The following excerpts from the testimony of Pence and Kettering adequately demonstrate the state of the evidence:

"Q. Was anything said about how you were to get *54 home, did you talk to Frank or he talk to you? A. No, he knowed I was to get home. * * *

"Q. When you left the son's, do you recall of saying anything to him about taking you home? A. I don't remember.

"Q. He got in the truck and you got in? A. Yes, sir. * * *

"Q. When you went to work for Mr. Kettering you made an arrangement whereby you were to work for a dollar a day and board? A. No, I got $2 a day and board.

"Q. You started at $2 and then as the harvest passed over and you went into the fall, you and Mr. Kettering made a new arrangement? A. No, he said he could get hands for less money and I told him I would work as cheap as anybody.

"Q. That was a new scale of pay? A. New scale.

"Q. That was a dollar a day and meals? A. Yes, sir.

"Q. You would report to Mr. Kettering's home in the morning, as a rule, and he would tell you where you were to work that day? A. Yes, sir.

"Q. When Saturday night came you looked to Mr. Kettering for your money? A. Yes, sir.

"Q. Along in the fall and up to the time of the accident, I will ask if you and Mr. Kettering were working together any place except Mr. Kettering's farm; you would go to Mr. Kettering's and get into his conveyance and get to that point, isn't that correct? A. Yes, sir.

"Q. When you would complete that labor and had your evening meal he would bring you back home? A. Once in a while he took me home. He took me to Polk.

"Q. You just live a little north of Polk? A. Yes, sir.

"Q. In other words, he got you back to the neighborhood?
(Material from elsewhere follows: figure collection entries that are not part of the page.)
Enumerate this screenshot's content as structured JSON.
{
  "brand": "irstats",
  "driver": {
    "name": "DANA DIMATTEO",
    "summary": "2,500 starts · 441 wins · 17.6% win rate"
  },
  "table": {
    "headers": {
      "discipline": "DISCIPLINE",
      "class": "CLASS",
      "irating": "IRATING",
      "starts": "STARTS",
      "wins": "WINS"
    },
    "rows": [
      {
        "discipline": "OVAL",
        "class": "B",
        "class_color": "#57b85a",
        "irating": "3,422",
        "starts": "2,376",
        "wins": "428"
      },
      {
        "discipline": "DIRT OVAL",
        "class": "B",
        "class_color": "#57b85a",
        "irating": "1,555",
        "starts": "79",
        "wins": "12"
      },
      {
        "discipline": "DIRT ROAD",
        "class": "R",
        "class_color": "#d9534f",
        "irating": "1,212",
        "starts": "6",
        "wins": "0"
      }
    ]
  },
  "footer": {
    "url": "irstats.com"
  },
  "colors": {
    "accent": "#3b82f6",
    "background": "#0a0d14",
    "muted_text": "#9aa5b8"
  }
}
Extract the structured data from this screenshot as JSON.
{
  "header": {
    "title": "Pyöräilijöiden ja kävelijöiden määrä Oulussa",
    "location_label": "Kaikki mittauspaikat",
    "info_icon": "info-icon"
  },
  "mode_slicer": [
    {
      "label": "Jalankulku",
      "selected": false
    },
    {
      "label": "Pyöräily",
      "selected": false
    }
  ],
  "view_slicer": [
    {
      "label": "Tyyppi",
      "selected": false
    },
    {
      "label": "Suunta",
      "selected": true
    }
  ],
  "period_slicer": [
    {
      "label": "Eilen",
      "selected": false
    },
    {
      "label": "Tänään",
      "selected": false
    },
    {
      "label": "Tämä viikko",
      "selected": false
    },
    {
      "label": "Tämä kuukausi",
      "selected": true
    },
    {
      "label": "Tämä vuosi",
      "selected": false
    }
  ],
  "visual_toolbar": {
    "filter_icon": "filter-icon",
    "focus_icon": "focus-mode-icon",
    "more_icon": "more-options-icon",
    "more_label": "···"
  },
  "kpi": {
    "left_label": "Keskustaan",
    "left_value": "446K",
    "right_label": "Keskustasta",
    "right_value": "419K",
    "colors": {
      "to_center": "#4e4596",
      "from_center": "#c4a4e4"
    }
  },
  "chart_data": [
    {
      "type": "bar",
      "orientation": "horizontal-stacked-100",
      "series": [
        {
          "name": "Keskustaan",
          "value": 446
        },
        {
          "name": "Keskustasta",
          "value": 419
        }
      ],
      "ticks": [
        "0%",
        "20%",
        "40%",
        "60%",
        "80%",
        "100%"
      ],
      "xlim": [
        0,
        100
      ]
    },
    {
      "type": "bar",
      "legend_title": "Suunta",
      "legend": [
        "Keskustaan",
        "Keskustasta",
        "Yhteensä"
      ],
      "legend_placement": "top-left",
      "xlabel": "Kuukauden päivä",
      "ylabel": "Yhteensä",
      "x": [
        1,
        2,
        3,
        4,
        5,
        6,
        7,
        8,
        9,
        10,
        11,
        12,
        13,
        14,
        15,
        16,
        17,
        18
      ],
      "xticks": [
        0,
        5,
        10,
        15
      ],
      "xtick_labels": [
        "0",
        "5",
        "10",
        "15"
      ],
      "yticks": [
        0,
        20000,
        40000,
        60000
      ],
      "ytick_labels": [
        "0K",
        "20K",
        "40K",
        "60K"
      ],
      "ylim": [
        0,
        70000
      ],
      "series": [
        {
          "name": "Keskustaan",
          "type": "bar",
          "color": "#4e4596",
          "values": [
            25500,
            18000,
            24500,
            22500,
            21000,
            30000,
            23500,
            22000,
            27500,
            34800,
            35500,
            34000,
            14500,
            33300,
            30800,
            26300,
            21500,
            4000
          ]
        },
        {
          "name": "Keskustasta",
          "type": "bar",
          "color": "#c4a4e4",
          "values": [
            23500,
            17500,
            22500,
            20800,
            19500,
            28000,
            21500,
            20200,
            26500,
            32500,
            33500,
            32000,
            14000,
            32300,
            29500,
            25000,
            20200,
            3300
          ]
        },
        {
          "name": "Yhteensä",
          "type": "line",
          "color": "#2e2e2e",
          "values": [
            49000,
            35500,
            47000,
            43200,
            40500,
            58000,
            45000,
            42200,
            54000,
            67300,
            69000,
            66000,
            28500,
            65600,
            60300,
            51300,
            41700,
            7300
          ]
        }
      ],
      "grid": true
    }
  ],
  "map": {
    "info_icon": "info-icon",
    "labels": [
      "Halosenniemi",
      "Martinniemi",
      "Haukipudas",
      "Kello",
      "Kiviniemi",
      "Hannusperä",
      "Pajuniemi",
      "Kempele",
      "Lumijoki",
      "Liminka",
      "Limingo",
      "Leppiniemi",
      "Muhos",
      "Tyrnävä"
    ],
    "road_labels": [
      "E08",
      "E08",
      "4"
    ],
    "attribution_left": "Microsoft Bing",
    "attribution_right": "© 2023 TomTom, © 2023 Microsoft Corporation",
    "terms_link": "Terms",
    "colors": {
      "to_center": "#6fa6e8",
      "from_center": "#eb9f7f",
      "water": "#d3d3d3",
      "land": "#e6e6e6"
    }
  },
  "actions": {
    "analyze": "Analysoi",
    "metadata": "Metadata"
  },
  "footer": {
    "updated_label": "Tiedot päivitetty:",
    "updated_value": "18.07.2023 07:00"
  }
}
A. Yes, sir.

"Q. That had been going on for two or three months prior to the accident? A. Yes, sir. * * * *55

"Q. Something was said about when you worked around the neighborhood, did you come home with Mr. Kettering, or did you walk home; was there any set regular way you did it? A. No, nothing said. Part of the time I furnished my own way. Part of the time I went with him.

"Q. Just as that happened? A. Yes, sir. * * *

"Q. But what was said between you and Mr. Pence? A. He was to work for a dollar a day.

"Q. Anything else? A. He was to have his dinner and supper, I think that was all. * * *

"Q. Did Mr. Pence have any other way of getting home that evening except with you? A. Not unless he went afoot.

"Q. He didn't have any automobile at that time, did he? A. He had none that he could use."

While there may be little direct conflict in this evidence, can it be said as a matter of law that reasonable minds might not reach different conclusions as to the inferences to be drawn therefrom?

Kettering insists that it was a part of his duty to take Pence home, and that therefore the day's employment had not terminated. But what did Kettering mean when he said that Pence was to work for a dollar a day, dinner and supper, and that was all? What is the import of Pence's statement that part of the time he furnished his own way and part of the time he went with Kettering?

Without further comment it is sufficient to say that in the opinion of this court the evidence is such as to clearly present a question of ultimate fact for determination by a jury. Vignola v. New York Central Rd. Co., 102 Ohio St. 194,131 N.E. 357.

It therefore follows that the judgments of the Court *56 of Common Pleas and the Court of Appeals must be reversed and the cause remanded for retrial.

Judgment reversed.

ALLEN, STEPHENSON, JONES, MATTHIAS, BEVIS and ZIMMERMAN, JJ., concur.